Os que sobreviviam se consideravam imunes. Ou cuidadosos, já que o contágio se dava por contato. Ou apenas sortudos. Machi não sabia em qual grupo ela se incluía, e preferia não arriscar saber. Ao menos não até terminar sua busca. Se os amigos da Ryodan estivessem vivos, ela iria encontrá-los. Se estivessem transformados, também. Provavelmente teria que matá-los se esse fosse o caso, mas ao menos ela teria uma confirmação. Ter passado os dois últimos anos no escuro tinham sido pior que qualquer coisa que já tinha vivido.

— Ei, eu não estou pagando por dois exterminadores — o homem da casa falou, vendo que Hisoka continua parado além das grades do seu terreno.

— Ignore ele — Machi respondeu — Seu negócio é comigo.

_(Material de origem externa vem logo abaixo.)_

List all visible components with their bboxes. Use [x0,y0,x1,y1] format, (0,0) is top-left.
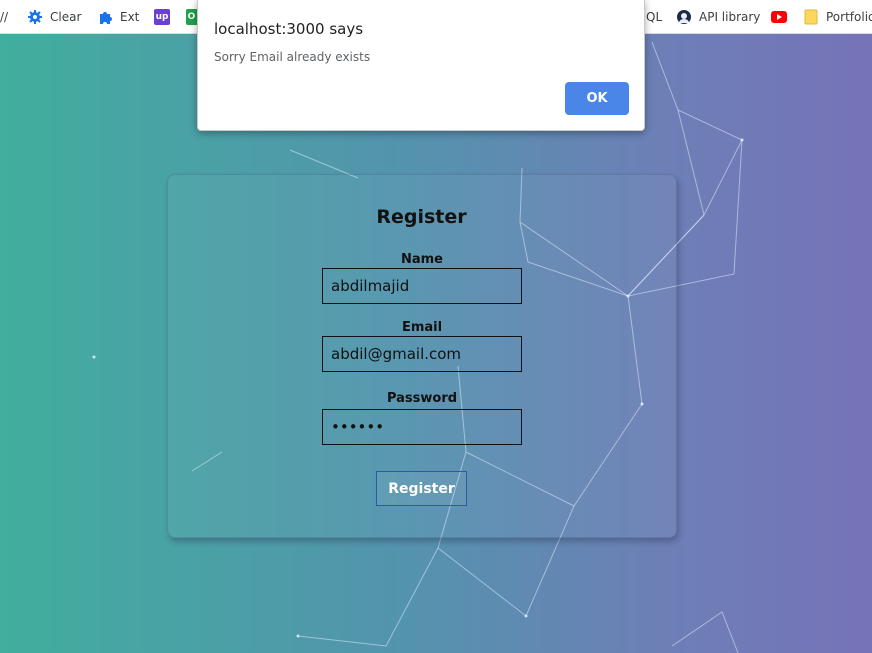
user-avatar-icon [677,10,691,24]
email-input[interactable]: abdil@gmail.com [322,336,522,372]
bookmark-portfolio[interactable]: Portfolio [804,0,872,34]
gear-icon [28,10,42,24]
password-label: Password [386,391,458,406]
dialog-message: Sorry Email already exists [214,50,371,64]
dialog-title: localhost:3000 says [214,20,364,38]
name-label: Name [400,252,443,267]
bookmark-label: QL [646,10,663,24]
password-input[interactable]: •••••• [322,409,522,445]
bookmark-slash[interactable]: // [0,0,8,34]
bookmark-clear[interactable]: Clear [28,0,81,34]
bookmark-youtube[interactable] [771,0,787,34]
green-app-icon: O [186,9,197,25]
bookmark-api-library[interactable]: API library [677,0,760,34]
bookmark-ext[interactable]: Ext [98,0,139,34]
youtube-icon [771,11,787,23]
register-title: Register [376,206,467,228]
alert-dialog: localhost:3000 says Sorry Email already … [197,0,645,131]
puzzle-icon [98,10,112,24]
bookmark-label: Portfolio [826,10,872,24]
bookmark-upwork[interactable]: up [154,0,170,34]
register-button[interactable]: Register [376,471,467,506]
upwork-icon: up [154,9,170,25]
email-label: Email [401,320,443,335]
bookmark-label: Clear [50,10,82,24]
bookmark-label: API library [699,10,761,24]
name-input[interactable]: abdilmajid [322,268,522,304]
bookmark-ql[interactable]: QL [646,0,662,34]
bookmark-label: Ext [120,10,140,24]
bookmark-green-app[interactable]: O [186,0,197,34]
folder-icon [804,9,818,25]
ok-button[interactable]: OK [565,82,629,115]
bookmark-label: // [0,10,9,24]
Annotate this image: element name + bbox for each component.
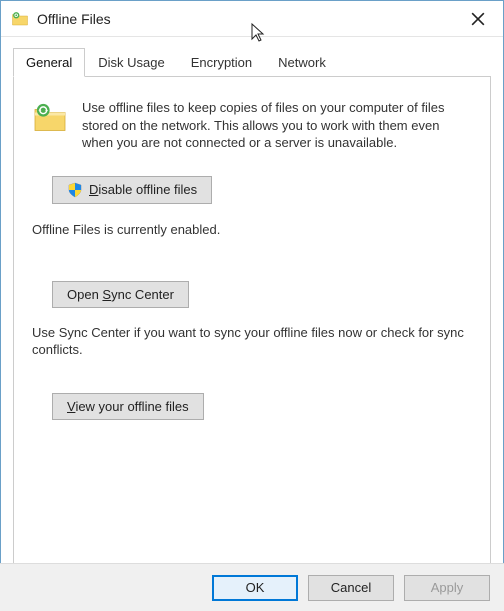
sync-center-button-label: Open Sync Center bbox=[67, 287, 174, 302]
tab-general[interactable]: General bbox=[13, 48, 85, 77]
intro-text: Use offline files to keep copies of file… bbox=[82, 99, 472, 152]
window-title: Offline Files bbox=[37, 11, 463, 27]
title-bar: Offline Files bbox=[1, 1, 503, 37]
tab-encryption[interactable]: Encryption bbox=[178, 48, 265, 77]
app-icon bbox=[11, 10, 29, 28]
ok-button[interactable]: OK bbox=[212, 575, 298, 601]
cancel-button[interactable]: Cancel bbox=[308, 575, 394, 601]
status-text: Offline Files is currently enabled. bbox=[32, 222, 472, 237]
close-button[interactable] bbox=[463, 4, 493, 34]
offline-files-folder-icon bbox=[32, 99, 68, 135]
tab-disk-usage[interactable]: Disk Usage bbox=[85, 48, 177, 77]
tab-strip: General Disk Usage Encryption Network bbox=[1, 37, 503, 76]
apply-button: Apply bbox=[404, 575, 490, 601]
open-sync-center-button[interactable]: Open Sync Center bbox=[52, 281, 189, 308]
tab-network[interactable]: Network bbox=[265, 48, 339, 77]
disable-offline-files-button[interactable]: Disable offline files bbox=[52, 176, 212, 204]
tab-panel-general: Use offline files to keep copies of file… bbox=[13, 76, 491, 572]
disable-button-label: Disable offline files bbox=[89, 182, 197, 197]
uac-shield-icon bbox=[67, 182, 83, 198]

O homem concordou com a cabeça e a convidou para entrar. Ela olhou uma última vez para a cerca. Hisoka ainda a olhava, mas já sem o sorriso no rosto. Estava sério. Triste, quase. Merda! Preferia nele o sorriso torto de sempre. Machi queria que Hisoka ao menos aceitasse, já que não entendia. Mas ele podia ser teimoso como o diabo quando queria.

Machi desviou o olhar resignada. Entrou e bateu a porta. Ela também sabia ser teimosa.